How to protect yourself when using any converter
Whether you use our tool or anything else, here's what to know before uploading an image file to a converter service.
- Never upload sensitive images to a converter site. Medical documents, financial records, legal materials, and private photos have no business leaving your device for a format change. If you need to convert them, use a local app or a browser-based tool that explicitly states no upload occurs.
- Check whether the converter requires an upload. A legitimate browser-based converter will not show a progress bar that says "uploading." If you see upload progress to a remote server, your file is leaving your device.
- On iPhone, you can often avoid conversion entirely. In Settings > Camera > Formats, switch from "High Efficiency" to "Most Compatible." Your iPhone will then shoot in JPEG instead of HEIC. You lose some storage efficiency but eliminate the compatibility problem at the source.
- On Mac, Preview can batch-convert HEIC files natively. Open all files in Preview, select them all, then File > Export Selected Images. No third-party software needed.
- If a "free" converter asks for a credit card, it's a trial. A genuinely free tool doesn't need your payment information. Any converter that requires signup before downloading your result is likely running a freemium model with upcoming charges.

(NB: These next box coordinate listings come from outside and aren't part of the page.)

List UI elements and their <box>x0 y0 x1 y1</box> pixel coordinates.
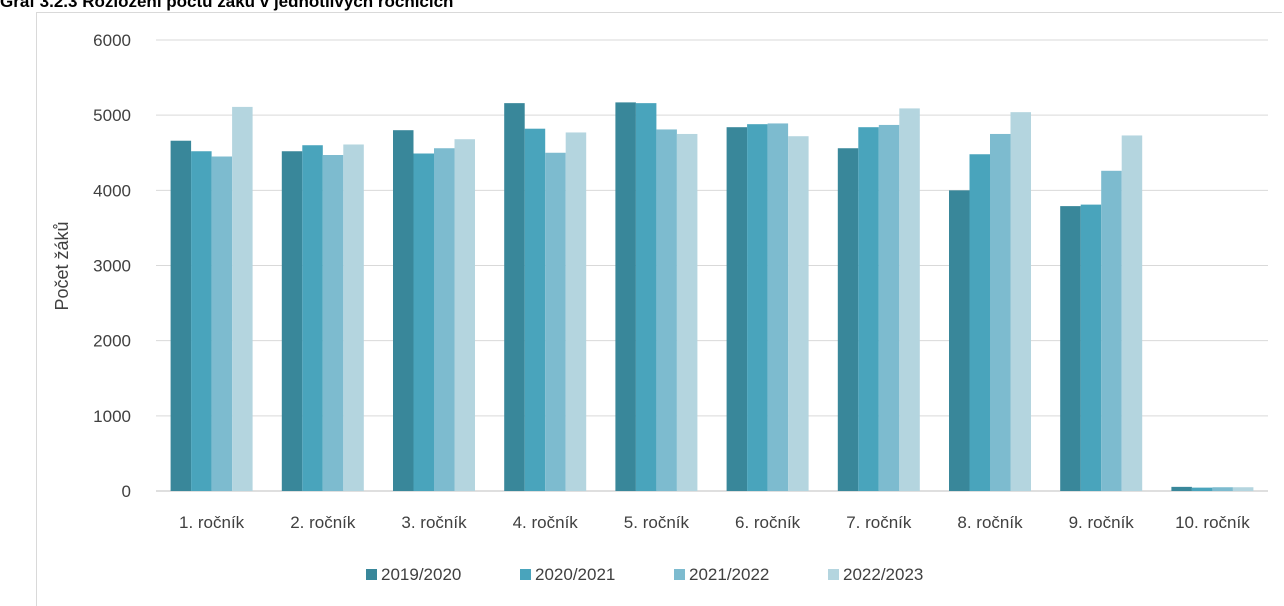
bar <box>393 130 414 491</box>
bar <box>878 124 900 492</box>
bar <box>211 156 233 491</box>
bar <box>1010 112 1031 491</box>
bar <box>726 127 748 492</box>
bar <box>1212 487 1233 491</box>
y-tick-label: 2000 <box>93 332 131 351</box>
bar <box>1171 486 1192 491</box>
bar <box>232 106 253 492</box>
legend-swatch <box>674 569 685 580</box>
bar <box>191 151 212 491</box>
x-tick-label: 1. ročník <box>179 513 245 532</box>
y-axis-ticks: 0 1000 2000 3000 4000 5000 6000 <box>93 31 131 501</box>
bar <box>454 139 475 491</box>
bar <box>1191 487 1213 491</box>
x-tick-label: 9. ročník <box>1069 513 1135 532</box>
legend-label: 2019/2020 <box>381 565 461 584</box>
x-tick-label: 8. ročník <box>957 513 1023 532</box>
bar <box>858 127 879 492</box>
bar <box>656 129 677 491</box>
bar <box>1121 135 1143 491</box>
bar <box>343 144 364 491</box>
legend-swatch <box>520 569 531 580</box>
x-tick-label: 7. ročník <box>846 513 912 532</box>
x-tick-label: 2. ročník <box>290 513 356 532</box>
y-tick-label: 0 <box>122 482 131 501</box>
bar <box>615 102 636 491</box>
bar <box>565 132 587 491</box>
bar <box>545 152 566 491</box>
y-tick-label: 3000 <box>93 257 131 276</box>
bar <box>524 128 546 492</box>
bar <box>747 124 768 491</box>
bar <box>788 136 809 492</box>
x-tick-label: 3. ročník <box>401 513 467 532</box>
bar <box>504 103 525 491</box>
bar <box>635 103 657 491</box>
bar <box>322 155 344 491</box>
bar <box>676 133 698 492</box>
legend: 2019/2020 2020/2021 2021/2022 2022/2023 <box>366 565 923 584</box>
bar <box>281 151 303 491</box>
bar <box>434 148 455 492</box>
bars <box>170 102 1254 492</box>
bar <box>899 108 920 491</box>
bar <box>413 153 434 492</box>
legend-label: 2020/2021 <box>535 565 615 584</box>
bar <box>302 145 323 491</box>
bar <box>969 154 990 491</box>
x-tick-label: 6. ročník <box>735 513 801 532</box>
legend-swatch <box>828 569 839 580</box>
bar <box>990 133 1011 492</box>
bar <box>767 123 789 491</box>
chart-title: Graf 3.2.3 Rozložení počtu žáků v jednot… <box>0 0 454 11</box>
legend-swatch <box>366 569 377 580</box>
bar <box>1232 487 1254 491</box>
bar <box>1101 170 1122 492</box>
y-tick-label: 1000 <box>93 407 131 426</box>
chart-frame <box>36 12 1282 606</box>
x-axis-ticks: 1. ročník 2. ročník 3. ročník 4. ročník 5. r… <box>179 513 1250 532</box>
bar <box>1060 206 1081 491</box>
x-tick-label: 10. ročník <box>1175 513 1250 532</box>
x-tick-label: 4. ročník <box>513 513 579 532</box>
bar <box>170 140 192 491</box>
legend-label: 2022/2023 <box>843 565 923 584</box>
bar <box>1080 204 1102 492</box>
y-axis-title: Počet žáků <box>52 221 72 310</box>
legend-label: 2021/2022 <box>689 565 769 584</box>
bar <box>949 190 970 492</box>
y-tick-label: 6000 <box>93 31 131 50</box>
bar <box>837 148 859 492</box>
y-tick-label: 4000 <box>93 181 131 200</box>
x-tick-label: 5. ročník <box>624 513 690 532</box>
y-tick-label: 5000 <box>93 106 131 125</box>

Image format conversion is a solved problem. The arithmetic is fifty years old. Every modern device has the processing power to run it locally in milliseconds. The server infrastructure, the upload step, the rate limits, and the subscription plans exist not because they're necessary, but because they're profitable — because the people who need this most don't know that the server was never part of the equation.
The pattern is the same across the converter market: find something people need to do occasionally, build a server-side version, capture the search traffic, and monetize the gap between what users know and what's technically possible. It works because technical opacity is a competitive advantage — as long as users don't know their browser can do this, they'll keep uploading.
Your photos don't need to leave your device. They never did.